I finally made good on a promise I had made to myself when we moved to Bloomington several years ago. Given that the country's only Tibetan Cultural Center is located here and the town can boast of having not one, but two authentic Tibetan restaurants, this has long seemed like a valid aspiration.

After speaking with several people around town, I decided to go to Anyetsang's Little Tibet Restaurant. Luckily, this small eatery sits on Fourth Street in Bloomington, where the annual 4th Street Festival is held every Labor Day weekend. And guess what weekend this just happens to be. Looks like I can stroll through the artists' booths and eat great food all in the same day. Sounds like a plan to me. Come along to Tibet with me...

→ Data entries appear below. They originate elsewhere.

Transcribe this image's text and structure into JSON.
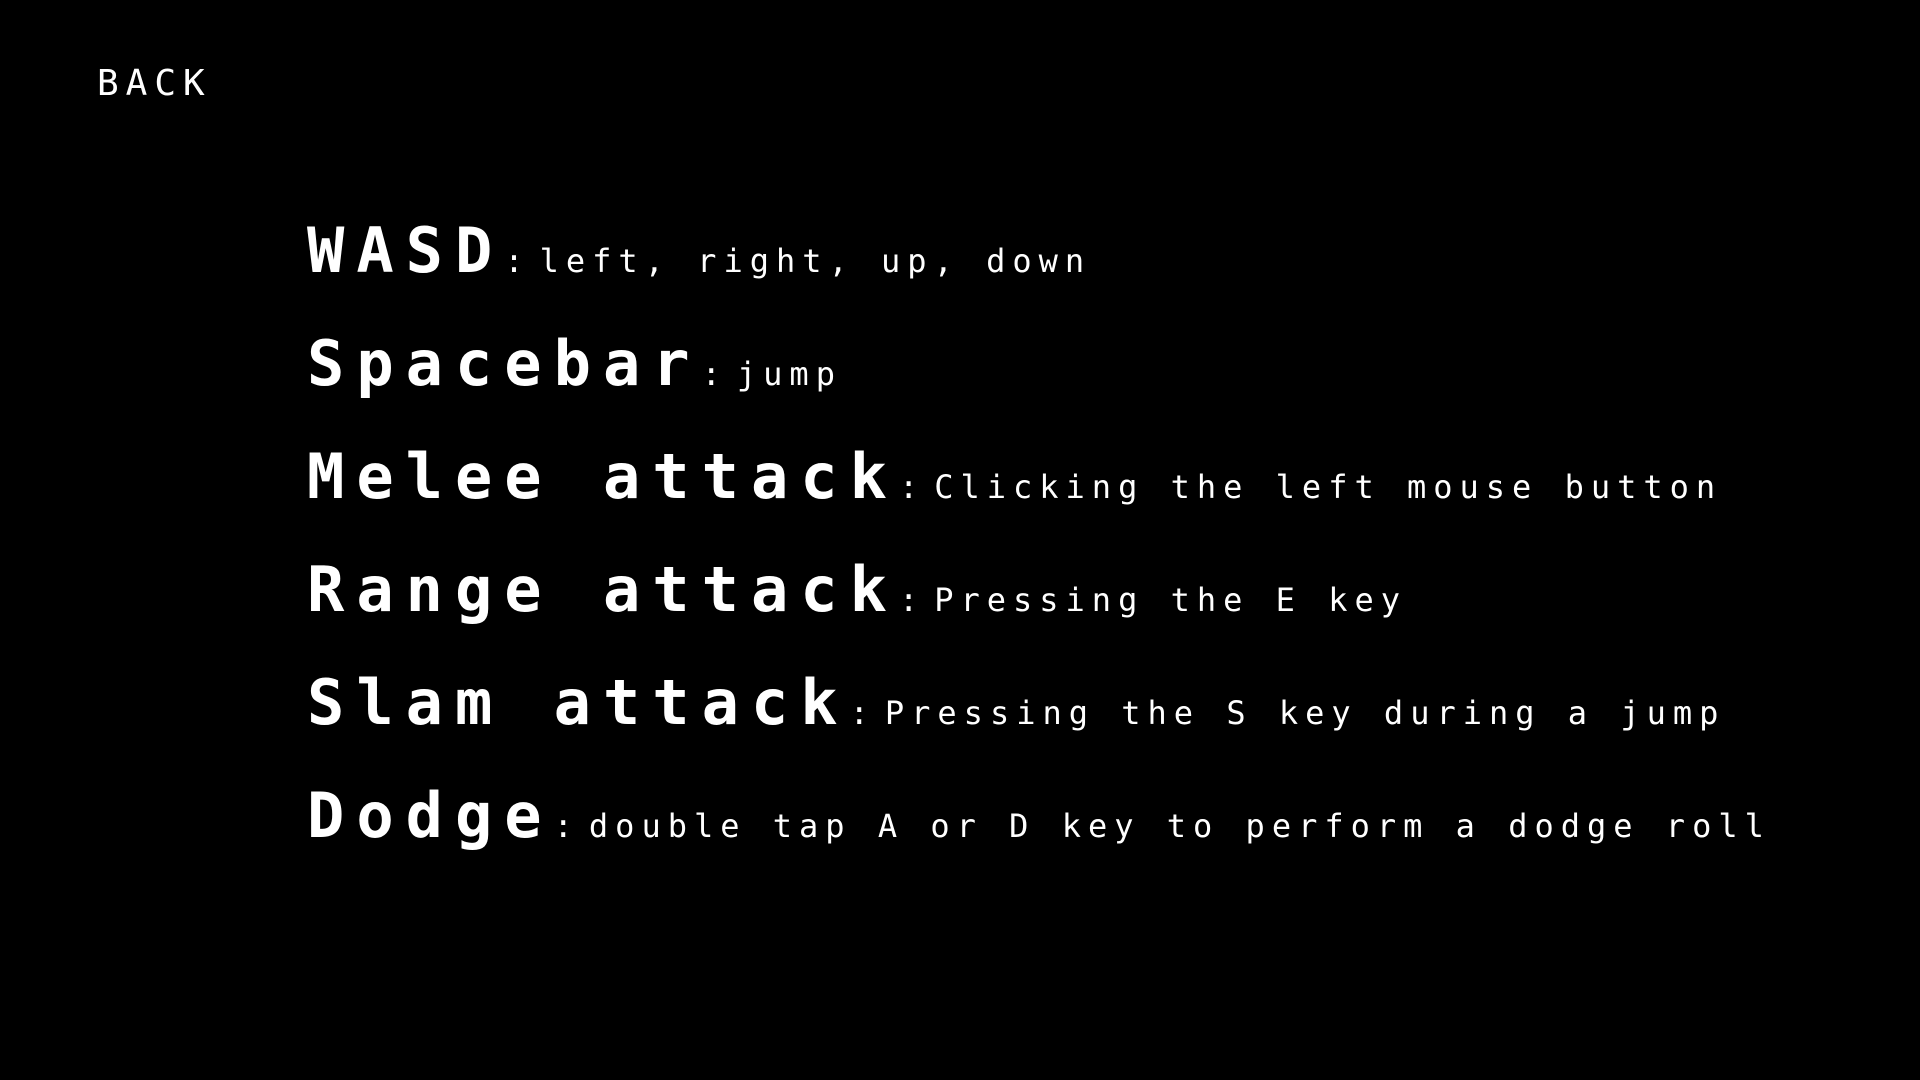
{
  "back_label": "BACK",
  "controls": [
    {
      "key": "WASD",
      "separator": ":",
      "description": "left, right, up, down"
    },
    {
      "key": "Spacebar",
      "separator": ":",
      "description": "jump"
    },
    {
      "key": "Melee attack",
      "separator": ":",
      "description": "Clicking the left mouse button"
    },
    {
      "key": "Range attack",
      "separator": ":",
      "description": "Pressing the E key"
    },
    {
      "key": "Slam attack",
      "separator": ":",
      "description": "Pressing the S key during a jump"
    },
    {
      "key": "Dodge",
      "separator": ":",
      "description": "double tap A or D key to perform a dodge roll"
    }
  ],
  "colors": {
    "background": "#000000",
    "text": "#ffffff"
  }
}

Slipping between a couple of artists' booths, I found my way to the sidewalk and the gateway to Tibet.

In this case, a piece of Tibet is located in a tiny, old house. I chose a table in the corner of what surely used to be the living room.

Don't you just love the small restaurants with their small budgets?

I opted for the Momo, which are steamed dumplings filled with minced beef and onion and secret spices. Two dipping sauces were served on the side: warm soy sauce and a spicy sauce of hot chilis, cilantro and green onion. Lentil soup was served as a first course and I chose to have a Mango Lassi with my lunch.

My lentil soup arrives. The lentils had been mashed to a pulp and the soup was filling without being heavy. Despite the heat of the day, this was a delightful dish.

Ah, my Mango Lassi has been freshly made. Smooth and rich and creamy with a wonderful fruity flavor.

A lassi is a yogurt based drink that was first developed in northern India. Several different flavors can be incorporated in the refreshing drink, making it a versatile beverage.

Now the Momos with the dipping sauces have been presented to this grateful diner. Essentially, the Momos are really not all that different than a steamed dumpling that one might find in a good Chinese restaurant. This should not be all that surprising, as Tibet has long ago adapted dishes from neighboring China, India and Nepal.
What I can tell you about this meal is that I really enjoyed how the subtle flavors of the Momo were accented by the dipping sauces. My favorite sauce turned out to be the special spicy sauce.

While I ate my lunch I spent some time taking in the ambience of the small restaurant.

The small pictures on the mantle show the Dalai Lama with people who are presumably the owners of this establishment.
I'm so glad I took the time out of my schedule to visit Tibet.